How Times – and Prices – Have Changed the Rules of Thumb
That’s quite a wild ride. And plugging some numbers into the SoFi mortgage calculator puts things into even realer terms. Buying a median price home in January 2000 would have cost $137,000. Making a 20% down payment would’ve required $27,400. And landing an average mortgage rate for the time, around 7%, would have resulted in a $729 monthly mortgage payment, including principal and interest.
Fast forward to May 2024: A 20% down payment on the median price home, $423,000, would require $84,600. And with a mortgage interest rate around 7%, the average this spring, your monthly payment would be roughly $2,250. Ouch.
With that, let’s step back and reevaluate some rules of thumb for today’s market:
Rule of thumb: The 20% down payment
There are plenty of good reasons to make a 20% down payment.
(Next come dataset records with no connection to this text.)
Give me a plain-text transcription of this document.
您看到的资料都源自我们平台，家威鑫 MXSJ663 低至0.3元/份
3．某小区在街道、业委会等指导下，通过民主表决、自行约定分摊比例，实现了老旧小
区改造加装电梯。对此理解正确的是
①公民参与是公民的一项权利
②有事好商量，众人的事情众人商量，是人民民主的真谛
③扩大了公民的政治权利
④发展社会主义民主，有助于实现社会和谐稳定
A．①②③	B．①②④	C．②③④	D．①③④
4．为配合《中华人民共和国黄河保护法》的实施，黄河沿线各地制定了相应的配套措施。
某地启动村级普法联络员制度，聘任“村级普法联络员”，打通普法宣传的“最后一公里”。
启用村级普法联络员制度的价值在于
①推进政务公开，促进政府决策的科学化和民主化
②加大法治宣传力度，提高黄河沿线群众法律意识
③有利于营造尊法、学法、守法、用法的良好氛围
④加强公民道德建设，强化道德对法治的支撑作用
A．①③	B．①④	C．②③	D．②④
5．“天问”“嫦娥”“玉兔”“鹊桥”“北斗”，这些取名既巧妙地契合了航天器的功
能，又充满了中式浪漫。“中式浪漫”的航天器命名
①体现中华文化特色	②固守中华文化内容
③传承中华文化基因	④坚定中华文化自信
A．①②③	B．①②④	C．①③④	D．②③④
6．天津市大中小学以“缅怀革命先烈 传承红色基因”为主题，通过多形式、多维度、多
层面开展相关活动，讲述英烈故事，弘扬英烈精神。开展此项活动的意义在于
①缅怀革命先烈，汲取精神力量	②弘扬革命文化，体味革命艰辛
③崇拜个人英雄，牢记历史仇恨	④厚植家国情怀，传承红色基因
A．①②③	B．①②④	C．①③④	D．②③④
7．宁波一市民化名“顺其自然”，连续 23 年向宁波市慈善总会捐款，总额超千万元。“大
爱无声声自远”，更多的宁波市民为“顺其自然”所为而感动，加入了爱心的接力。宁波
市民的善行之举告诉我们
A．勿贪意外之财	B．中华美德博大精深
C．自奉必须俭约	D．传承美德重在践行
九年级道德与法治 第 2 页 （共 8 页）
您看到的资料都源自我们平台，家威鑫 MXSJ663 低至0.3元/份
The most compelling of them is that it frees you from having to pay for private mortgage insurance, which can cost 0.5% to 1.5% of your loan amount. A 20% down payment may also net you a lower interest rate. And both of those can translate into a lower monthly payment.
Does it still apply? Though some people still put down 20%, it’s less of a hard and fast rule today, given the massive increase in home prices. It’s also worth noting that buyers who are eligible for a loan from the Federal Housing Administration can put down as little as 3.5%. And other government agencies, including the Department of Veterans Affairs and the Department of Housing and Urban Development, offer 0% down mortgages to qualified buyers.
Rule of thumb: You need a high credit score to buy a home
A better credit score makes you more likely to qualify for a more competitive mortgage rate. The standard FICO credit score ranges from 300 to 850. Generally, the higher your score, the better your loan terms.
Does it still apply? Yes. Since the housing meltdown that brought about the Great Recession, mortgage lending standards have become more strict. Lenders want to know you’ll be able to pay your mortgage every month and a good credit score remains a primary consideration. Paying your bills on time and managing your credit responsibly will lead to a higher score.
Rule of thumb: Don’t spend more than 30% of your income on housing
This is more of a budgeting rule, but the conventional wisdom is that you shouldn’t spend more than 30% of your monthly pre-tax income on housing. For homeowners, that includes mortgage principal and interest, property taxes, insurance premiums, and homeowner association fees.
Does it still apply? No. Keeping housing costs below 30% of your income is ideal – but not realistic for everyone in 2024. Making a larger down payment or buying a less expensive home can help reduce monthly housing costs. And, ultimately, you’ll need to weigh all of the financial benefits of owning a home – a topic we’ll revisit soon – against the stress it will put on your monthly budget.